株式会社サンヴィレッジは、2025年10月17日、栃木県足利市で建設した2MW/8MWhの自社系統用蓄電所が2025年9月16日に系統連系したと発表しました。同社にとって初となる自社運用案件であり、系統用蓄電池事業の全国展開に向けた取り組みを本格化します。
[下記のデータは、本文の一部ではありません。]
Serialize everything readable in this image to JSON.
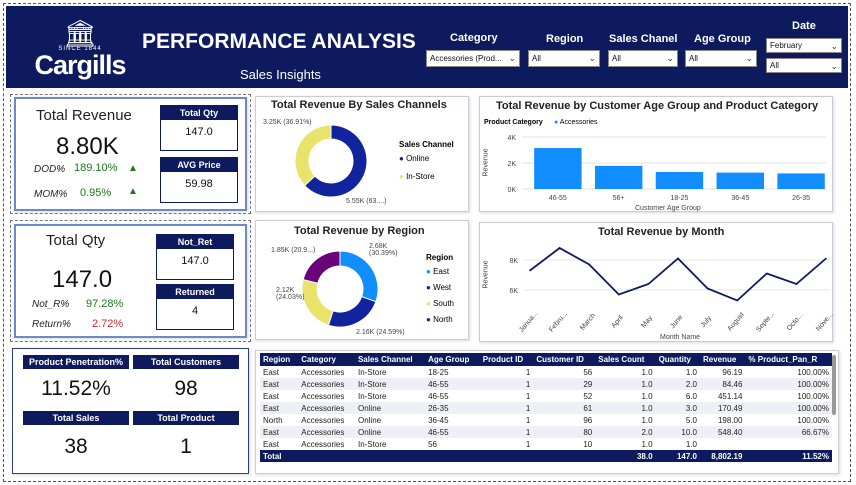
{
  "brand": {
    "since": "SINCE 1844",
    "name": "Cargills"
  },
  "header": {
    "title": "PERFORMANCE ANALYSIS",
    "subtitle": "Sales Insights"
  },
  "filters": {
    "category": {
      "label": "Category",
      "value": "Accessories (Prod..."
    },
    "region": {
      "label": "Region",
      "value": "All"
    },
    "sales_channel": {
      "label": "Sales Chanel",
      "value": "All"
    },
    "age_group": {
      "label": "Age Group",
      "value": "All"
    },
    "date": {
      "label": "Date",
      "month": "February",
      "day": "All"
    }
  },
  "revenue_card": {
    "title": "Total Revenue",
    "value": "8.80K",
    "dod_label": "DOD%",
    "dod_value": "189.10%",
    "mom_label": "MOM%",
    "mom_value": "0.95%",
    "qty_title": "Total Qty",
    "qty_value": "147.0",
    "avg_title": "AVG Price",
    "avg_value": "59.98"
  },
  "qty_card": {
    "title": "Total Qty",
    "value": "147.0",
    "notr_label": "Not_R%",
    "notr_value": "97.28%",
    "ret_label": "Return%",
    "ret_value": "2.72%",
    "notret_title": "Not_Ret",
    "notret_value": "147.0",
    "returned_title": "Returned",
    "returned_value": "4"
  },
  "mini_kpis": {
    "penetration": {
      "title": "Product Penetration%",
      "value": "11.52%"
    },
    "customers": {
      "title": "Total Customers",
      "value": "98"
    },
    "sales": {
      "title": "Total Sales",
      "value": "38"
    },
    "products": {
      "title": "Total Product",
      "value": "1"
    }
  },
  "colors": {
    "navy": "#0d1b5e",
    "blue": "#118dff",
    "darkblue": "#12239e",
    "yellow": "#e8e36b",
    "purple": "#6b007b",
    "green": "#1a7a1a",
    "red": "#d62728"
  },
  "chart_data": [
    {
      "type": "pie",
      "title": "Total Revenue By Sales Channels",
      "legend_title": "Sales Channel",
      "categories": [
        "Online",
        "In-Store"
      ],
      "values": [
        5550,
        3250
      ],
      "labels": [
        "5.55K (63....)",
        "3.25K (36.91%)"
      ]
    },
    {
      "type": "bar",
      "title": "Total Revenue by Customer Age Group and Product Category",
      "legend_title": "Product Category",
      "series_name": "Accessories",
      "categories": [
        "46-55",
        "56+",
        "18-25",
        "36-45",
        "26-35"
      ],
      "values": [
        3150,
        1780,
        1310,
        1260,
        1200
      ],
      "xlabel": "Customer Age Group",
      "ylabel": "Revenue",
      "yticks": [
        "0K",
        "2K",
        "4K"
      ],
      "ylim": [
        0,
        4000
      ]
    },
    {
      "type": "pie",
      "title": "Total Revenue by Region",
      "legend_title": "Region",
      "categories": [
        "East",
        "West",
        "South",
        "North"
      ],
      "values": [
        2680,
        2160,
        2120,
        1850
      ],
      "labels": [
        "2.68K (30.39%)",
        "2.16K (24.59%)",
        "2.12K (24.03%)",
        "1.85K (20.9...)"
      ]
    },
    {
      "type": "line",
      "title": "Total Revenue by Month",
      "categories": [
        "Janua...",
        "Febru...",
        "March",
        "April",
        "May",
        "June",
        "July",
        "August",
        "Septe...",
        "Octo...",
        "Nove..."
      ],
      "values": [
        7300,
        8800,
        7700,
        5700,
        6400,
        8100,
        6100,
        5300,
        7100,
        6400,
        8100
      ],
      "xlabel": "Month  Name",
      "ylabel": "Revenue",
      "yticks": [
        "6K",
        "8K"
      ],
      "ylim": [
        5000,
        9000
      ]
    }
  ],
  "table": {
    "columns": [
      "Region",
      "Category",
      "Sales Channel",
      "Age Group",
      "Product ID",
      "Customer ID",
      "Sales Count",
      "Quantity",
      "Revenue",
      "% Product_Pan_R"
    ],
    "rows": [
      [
        "East",
        "Accessories",
        "In-Store",
        "18-25",
        "1",
        "56",
        "1.0",
        "1.0",
        "96.19",
        "100.00%"
      ],
      [
        "East",
        "Accessories",
        "In-Store",
        "46-55",
        "1",
        "29",
        "1.0",
        "2.0",
        "84.46",
        "100.00%"
      ],
      [
        "East",
        "Accessories",
        "In-Store",
        "46-55",
        "1",
        "52",
        "1.0",
        "6.0",
        "451.14",
        "100.00%"
      ],
      [
        "East",
        "Accessories",
        "Online",
        "26-35",
        "1",
        "61",
        "1.0",
        "3.0",
        "170.49",
        "100.00%"
      ],
      [
        "North",
        "Accessories",
        "Online",
        "36-45",
        "1",
        "96",
        "1.0",
        "5.0",
        "198.00",
        "100.00%"
      ],
      [
        "East",
        "Accessories",
        "Online",
        "46-55",
        "1",
        "80",
        "2.0",
        "10.0",
        "548.40",
        "66.67%"
      ],
      [
        "East",
        "Accessories",
        "In-Store",
        "56",
        "1",
        "10",
        "1.0",
        "1.0",
        "",
        ""
      ]
    ],
    "total": [
      "Total",
      "",
      "",
      "",
      "",
      "",
      "38.0",
      "147.0",
      "8,802.19",
      "11.52%"
    ]
  }
}
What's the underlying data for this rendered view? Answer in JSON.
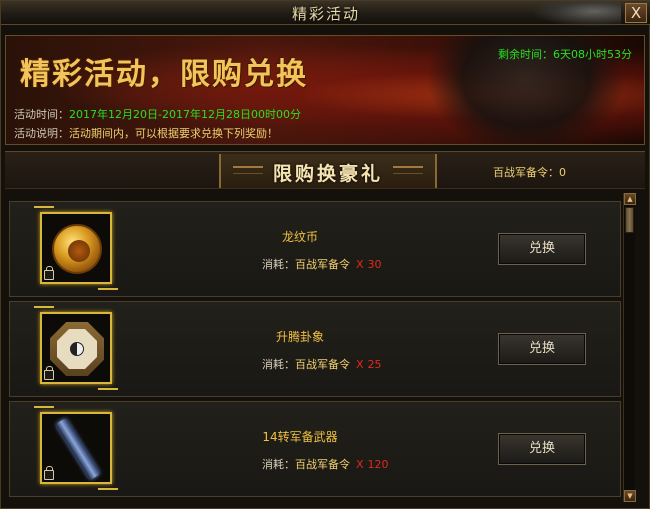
{
  "window": {
    "title": "精彩活动",
    "close_label": "X"
  },
  "banner": {
    "heading": "精彩活动，限购兑换",
    "countdown_label": "剩余时间：",
    "countdown_value": "6天08小时53分",
    "time_label": "活动时间：",
    "time_value": "2017年12月20日-2017年12月28日00时00分",
    "desc_label": "活动说明：",
    "desc_value": "活动期间内，可以根据要求兑换下列奖励！"
  },
  "section": {
    "title": "限购换豪礼",
    "token_label": "百战军备令：",
    "token_value": "0"
  },
  "items": [
    {
      "name": "龙纹币",
      "cost_label": "消耗：",
      "token_name": "百战军备令",
      "x": "X",
      "amount": "30",
      "button": "兑换",
      "icon": "dragon-coin-icon"
    },
    {
      "name": "升腾卦象",
      "cost_label": "消耗：",
      "token_name": "百战军备令",
      "x": "X",
      "amount": "25",
      "button": "兑换",
      "icon": "bagua-icon"
    },
    {
      "name": "14转军备武器",
      "cost_label": "消耗：",
      "token_name": "百战军备令",
      "x": "X",
      "amount": "120",
      "button": "兑换",
      "icon": "weapon-icon"
    }
  ],
  "scrollbar": {
    "up_glyph": "▲",
    "down_glyph": "▼"
  },
  "colors": {
    "gold": "#f0c040",
    "green": "#29e021",
    "red": "#e02a1a",
    "frame": "#d9b73a"
  }
}
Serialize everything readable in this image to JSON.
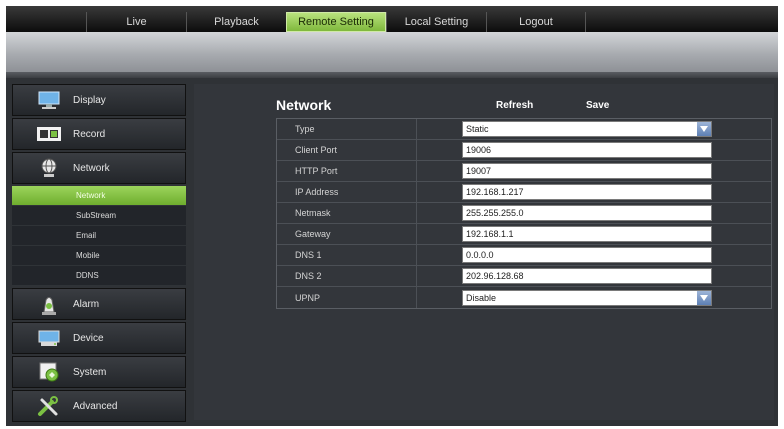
{
  "nav": {
    "tabs": [
      {
        "label": "Live"
      },
      {
        "label": "Playback"
      },
      {
        "label": "Remote Setting"
      },
      {
        "label": "Local Setting"
      },
      {
        "label": "Logout"
      }
    ],
    "active_color": "#8fc84a"
  },
  "sidebar": {
    "items": [
      {
        "label": "Display",
        "icon": "monitor-icon"
      },
      {
        "label": "Record",
        "icon": "film-icon"
      },
      {
        "label": "Network",
        "icon": "globe-icon"
      },
      {
        "label": "Alarm",
        "icon": "siren-icon"
      },
      {
        "label": "Device",
        "icon": "hdd-icon"
      },
      {
        "label": "System",
        "icon": "system-icon"
      },
      {
        "label": "Advanced",
        "icon": "tools-icon"
      }
    ],
    "subitems": [
      {
        "label": "Network"
      },
      {
        "label": "SubStream"
      },
      {
        "label": "Email"
      },
      {
        "label": "Mobile"
      },
      {
        "label": "DDNS"
      }
    ]
  },
  "panel": {
    "title": "Network",
    "refresh_label": "Refresh",
    "save_label": "Save",
    "rows": [
      {
        "label": "Type",
        "value": "Static"
      },
      {
        "label": "Client Port",
        "value": "19006"
      },
      {
        "label": "HTTP Port",
        "value": "19007"
      },
      {
        "label": "IP Address",
        "value": "192.168.1.217"
      },
      {
        "label": "Netmask",
        "value": "255.255.255.0"
      },
      {
        "label": "Gateway",
        "value": "192.168.1.1"
      },
      {
        "label": "DNS 1",
        "value": "0.0.0.0"
      },
      {
        "label": "DNS 2",
        "value": "202.96.128.68"
      },
      {
        "label": "UPNP",
        "value": "Disable"
      }
    ]
  }
}
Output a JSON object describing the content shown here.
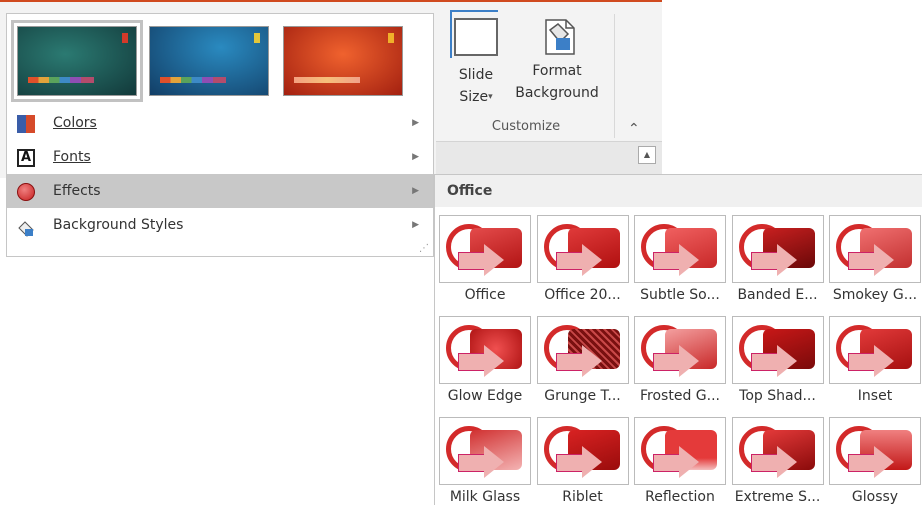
{
  "ribbon": {
    "slide_size_label_1": "Slide",
    "slide_size_label_2": "Size",
    "format_bg_label_1": "Format",
    "format_bg_label_2": "Background",
    "group_label": "Customize",
    "caret": "▾",
    "collapse_glyph": "⌃",
    "scroll_glyph": "▲"
  },
  "themes": [
    {
      "name": "theme-teal",
      "color": "#1e5a5a"
    },
    {
      "name": "theme-blue",
      "color": "#1f5a8a"
    },
    {
      "name": "theme-red",
      "color": "#c23a1a"
    }
  ],
  "menu": {
    "items": [
      {
        "label": "Colors",
        "icon": "colors-icon"
      },
      {
        "label": "Fonts",
        "icon": "fonts-icon"
      },
      {
        "label": "Effects",
        "icon": "effects-icon"
      },
      {
        "label": "Background Styles",
        "icon": "background-styles-icon"
      }
    ],
    "fonts_glyph": "A",
    "arrow": "▶",
    "grip": "⋰"
  },
  "effects": {
    "header": "Office",
    "items": [
      "Office",
      "Office 20...",
      "Subtle So...",
      "Banded E...",
      "Smokey G...",
      "Glow Edge",
      "Grunge T...",
      "Frosted G...",
      "Top Shad...",
      "Inset",
      "Milk Glass",
      "Riblet",
      "Reflection",
      "Extreme S...",
      "Glossy"
    ]
  },
  "colors": {
    "accent_orange": "#d04a1f",
    "highlight_gray": "#c8c8c8",
    "effect_red": "#c62020"
  }
}
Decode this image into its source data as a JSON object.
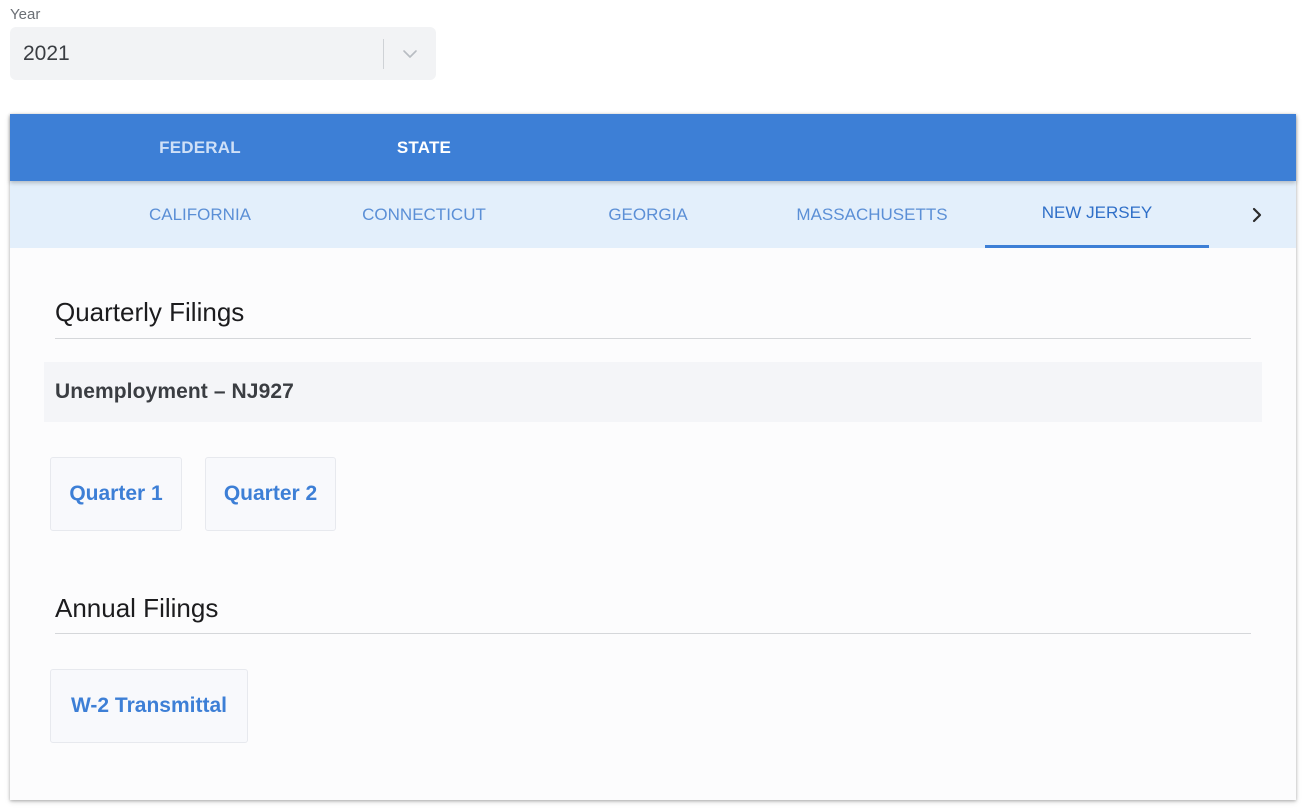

今回運転を開始した蓄電所は、出力2MW、蓄電容量8MWhの高圧系統用蓄電所です。アグリゲーターは丸紅新電力株式会社が担当し、日本卸電力取引所(JEPX)の卸電力市場、需給調整市場、容量市場を活用して運用を行います。同社が建設した高圧蓄電所の系統連系実績は、中部電力管内3件、東京電力管内1件の計4件となりました。
系統用蓄電池事業を全国へ拡大
サンヴィレッジは2012年の創業以来、北関東を中心に太陽光発電所の開発・建設を展開し、近年はNon-FIT太陽光発電所の開発にも取り組んでいます。再生可能エネルギーの導入拡大に伴い、電力需給を調整する蓄電池の重要性が高まる中、自社運用による事業ノウハウの蓄積を進める考えです。
今後は北関東にとどまらず全国で系統用蓄電所の開発を進め、250カ所・合計500MWの開発を目標に掲げています。
市場取引を活用し再エネ導入を支援
系統用蓄電所は、市場価格に応じた充放電や需給調整サービスを提供することで、再生可能エネルギーの出力変動を吸収し、電力系統の安定運用に貢献します。今回の自社運用案件を契機に、同社の蓄電池事業が拡大することで、再エネ導入拡大と電力システムの柔軟性向上につながることが期待されます。